There may be no more controversial court case in the last fifty years than Roe v. Wade. That case, as you likely know, is considered by many people as the legal basis for legalized abortion in America.
What you may not know is that Roe is not just controversial to political conservatives and Americans who support morality. It’s also controversial among legal scholars, too.
Most court cases about abortion have tried to find ways to work around the Roe v. Wade ruling, but, now, one state has asked the Supreme Court to overturn Roe v. Wade completely. Jack Phillips writes,
Mississippi’s attorney general asked the U.S. Supreme Court on July 22 to overturn the landmark abortion decision Roe v. Wade and argued that the practice shouldn’t be considered a constitutional right.
“The conclusion that abortion is a constitutional right has no basis in text, structure, history, or tradition,” Attorney General Lynn Fitch, a Republican, told the nine justices in a new court filing.
“Abortion is fundamentally different from any right this Court has ever endorsed,” Fitch wrote. “No other right involves, as abortion does, ‘the purposeful termination of a potential life.’”
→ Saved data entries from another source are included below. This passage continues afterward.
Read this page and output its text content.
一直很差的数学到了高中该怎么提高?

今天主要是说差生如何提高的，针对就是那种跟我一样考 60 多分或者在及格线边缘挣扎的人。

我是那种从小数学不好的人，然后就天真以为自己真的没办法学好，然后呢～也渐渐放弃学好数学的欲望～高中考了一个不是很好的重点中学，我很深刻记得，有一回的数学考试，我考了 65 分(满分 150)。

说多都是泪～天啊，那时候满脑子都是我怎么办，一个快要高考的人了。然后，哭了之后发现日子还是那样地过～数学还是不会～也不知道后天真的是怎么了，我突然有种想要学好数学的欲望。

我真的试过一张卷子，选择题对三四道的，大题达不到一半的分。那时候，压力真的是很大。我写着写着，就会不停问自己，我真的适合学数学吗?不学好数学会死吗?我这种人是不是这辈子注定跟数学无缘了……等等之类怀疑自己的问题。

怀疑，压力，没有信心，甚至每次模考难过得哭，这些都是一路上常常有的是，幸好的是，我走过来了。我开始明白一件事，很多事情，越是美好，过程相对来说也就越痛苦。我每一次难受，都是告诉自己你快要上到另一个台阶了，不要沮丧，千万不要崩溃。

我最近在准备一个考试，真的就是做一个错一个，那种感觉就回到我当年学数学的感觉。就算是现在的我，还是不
“Roe broke from prior cases, Casey failed to rehabilitate it, and both recognize a right that has no basis in the Constitution.
The filing argues that abortion is not an issue that belongs in the courts because it’s not a right listed in the Constitution and that the issue belongs in the legislature.
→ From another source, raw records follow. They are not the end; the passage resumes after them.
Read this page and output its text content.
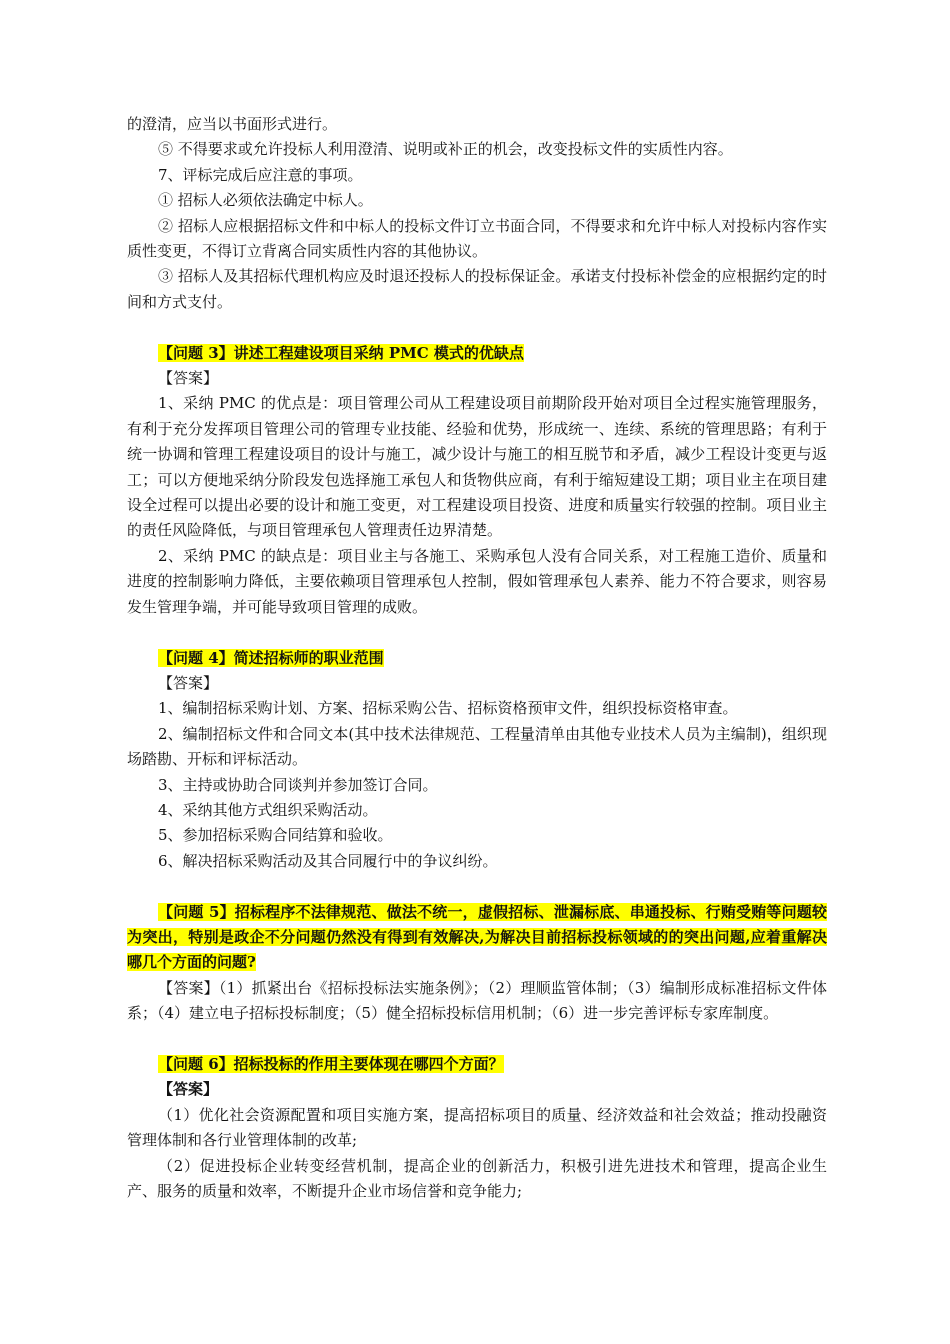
的澄清，应当以书面形式进行。

⑤ 不得要求或允许投标人利用澄清、说明或补正的机会，改变投标文件的实质性内容。

7、评标完成后应注意的事项。

① 招标人必须依法确定中标人。

② 招标人应根据招标文件和中标人的投标文件订立书面合同，不得要求和允许中标人对投标内容作实质性变更，不得订立背离合同实质性内容的其他协议。

③ 招标人及其招标代理机构应及时退还投标人的投标保证金。承诺支付投标补偿金的应根据约定的时间和方式支付。

【问题 3】讲述工程建设项目采纳 PMC 模式的优缺点

【答案】

1、采纳 PMC 的优点是：项目管理公司从工程建设项目前期阶段开始对项目全过程实施管理服务，有利于充分发挥项目管理公司的管理专业技能、经验和优势，形成统一、连续、系统的管理思路；有利于统一协调和管理工程建设项目的设计与施工，减少设计与施工的相互脱节和矛盾，减少工程设计变更与返工；可以方便地采纳分阶段发包选择施工承包人和货物供应商，有利于缩短建设工期；项目业主在项目建设全过程可以提出必要的设计和施工变更，对工程建设项目投资、进度和质量实行较强的控制。项目业主的责任风险降低，与项目管理承包人管理责任边界清楚。

2、采纳 PMC 的缺点是：项目业主与各施工、采购承包人没有合同关系，对工程施工造价、质量和进度的控制影响力降低，主要依赖项目管理承包人控制，假如管理承包人素养、能力不符合要求，则容易发生管理争端，并可能导致项目管理的成败。

【问题 4】简述招标师的职业范围

【答案】

1、编制招标采购计划、方案、招标采购公告、招标资格预审文件，组织投标资格审查。

2、编制招标文件和合同文本(其中技术法律规范、工程量清单由其他专业技术人员为主编制)，组织现场踏勘、开标和评标活动。

3、主持或协助合同谈判并参加签订合同。

4、采纳其他方式组织采购活动。

5、参加招标采购合同结算和验收。

6、解决招标采购活动及其合同履行中的争议纠纷。

【问题 5】招标程序不法律规范、做法不统一，虚假招标、泄漏标底、串通投标、行贿受贿等问题较为突出，特别是政企不分问题仍然没有得到有效解决,为解决目前招标投标领域的的突出问题,应着重解决哪几个方面的问题?

【答案】（1）抓紧出台《招标投标法实施条例》；（2）理顺监管体制；（3）编制形成标准招标文件体系；（4）建立电子招标投标制度；（5）健全招标投标信用机制；（6）进一步完善评标专家库制度。

【问题 6】招标投标的作用主要体现在哪四个方面？

【答案】

（1）优化社会资源配置和项目实施方案，提高招标项目的质量、经济效益和社会效益；推动投融资管理体制和各行业管理体制的改革;

（2）促进投标企业转变经营机制，提高企业的创新活力，积极引进先进技术和管理，提高企业生产、服务的质量和效率，不断提升企业市场信誉和竞争能力;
In other words, the ruling in Roe v. Wade violated the separation of powers in the Constitution by those justices legislating from the bench.
Whatever your opinion on the abortion issue, this ruling is absolutely right: abortion should be taken up and debated in the legislature of individual states or, maybe, Congress. The Supreme Court overstepped their Constitutional bounds in that original ruling.